= Thomas Gibbons (hymn writer) =

Dr. Thomas Gibbons (1720–1785) was a London nonconformist minister who wrote hymns, sermons, and poetry.

==Life==
He was the son of Thomas Gibbons, at one time minister of a dissenting congregation at Olney in Buckinghamshire, and afterwards of a congregation at Royston in Hertfordshire. He was born at Reach, Cambridgeshire, on 31 May 1720, and went to local schools. At about 15 years of age he was sent to Abraham Taylor's dissenting academy in Deptford, and then to that of John Eames in Moorfields.

In 1742 Gibbons was appointed assistant to the Rev. Thomas Bures, minister of the Silver Street Presbyterian congregation, and in the next year he was chosen minister of the Independent congregation of Haberdashers' Hall. In 1754 he was elected one of the three tutors of the Mile End academy, where he gave instruction in logic, metaphysics, ethics, and rhetoric, till the end of his life. He was chosen Sunday evening lecturer in the Monkwell Street meeting-house in 1759. He received the degree of M.A. from New Jersey in 1760, and that of D.D. from Aberdeen in 1764. He was elected to the American Philosophical Society in 1775.

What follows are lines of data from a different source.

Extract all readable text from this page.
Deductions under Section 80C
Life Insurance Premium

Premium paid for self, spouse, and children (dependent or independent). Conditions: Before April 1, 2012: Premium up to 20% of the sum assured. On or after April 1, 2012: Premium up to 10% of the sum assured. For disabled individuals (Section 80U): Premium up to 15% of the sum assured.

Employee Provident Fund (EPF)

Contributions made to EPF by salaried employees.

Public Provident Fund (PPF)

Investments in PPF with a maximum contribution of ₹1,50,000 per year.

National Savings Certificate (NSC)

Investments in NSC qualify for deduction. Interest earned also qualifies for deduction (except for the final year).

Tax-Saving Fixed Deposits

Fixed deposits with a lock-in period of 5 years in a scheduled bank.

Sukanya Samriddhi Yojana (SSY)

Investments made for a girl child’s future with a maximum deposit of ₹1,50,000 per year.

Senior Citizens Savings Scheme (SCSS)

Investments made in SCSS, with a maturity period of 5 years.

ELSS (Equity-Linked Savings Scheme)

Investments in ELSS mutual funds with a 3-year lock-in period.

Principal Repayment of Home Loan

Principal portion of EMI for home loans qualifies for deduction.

Gibbons died in the Hoxton Square coffee-house, 22 Feb. 1785. For a lack of poetical talent, Gibbons was satirised in An Epistle to the Rev. Mr. Tho. G-bb-ns on his Juvenilia (1750); and also by Robert Sanders in Gaffer Greybeard as "Dr. Hymnmaker". Samuel Johnson enjoyed his society.

==Works==
Gibbons's writings included:

- Juvenilia; poems on various subjects of devotion and virtue, 1750.
- Rhetoric, 1767.
- Hymns adapted to Divine Worship, 1769.
- The Christian Minister, in three Poetic Epistles, 1772.
- Female Worthies, 2 vols. 1777.
- Memoirs of the Rev. Isaac Watts, D.D., 1780.
- Sermons on evangelical and practical subjects, 3 vols. 1787.

A favourite form of composition was elegies on the death of his friends and others. A list of between forty and fifty works by Gibbons was in the Protestant Dissenters' Magazine, ii. 492, 493, and in Walter Wilson's Dissenting Churches, iii. 181, 182.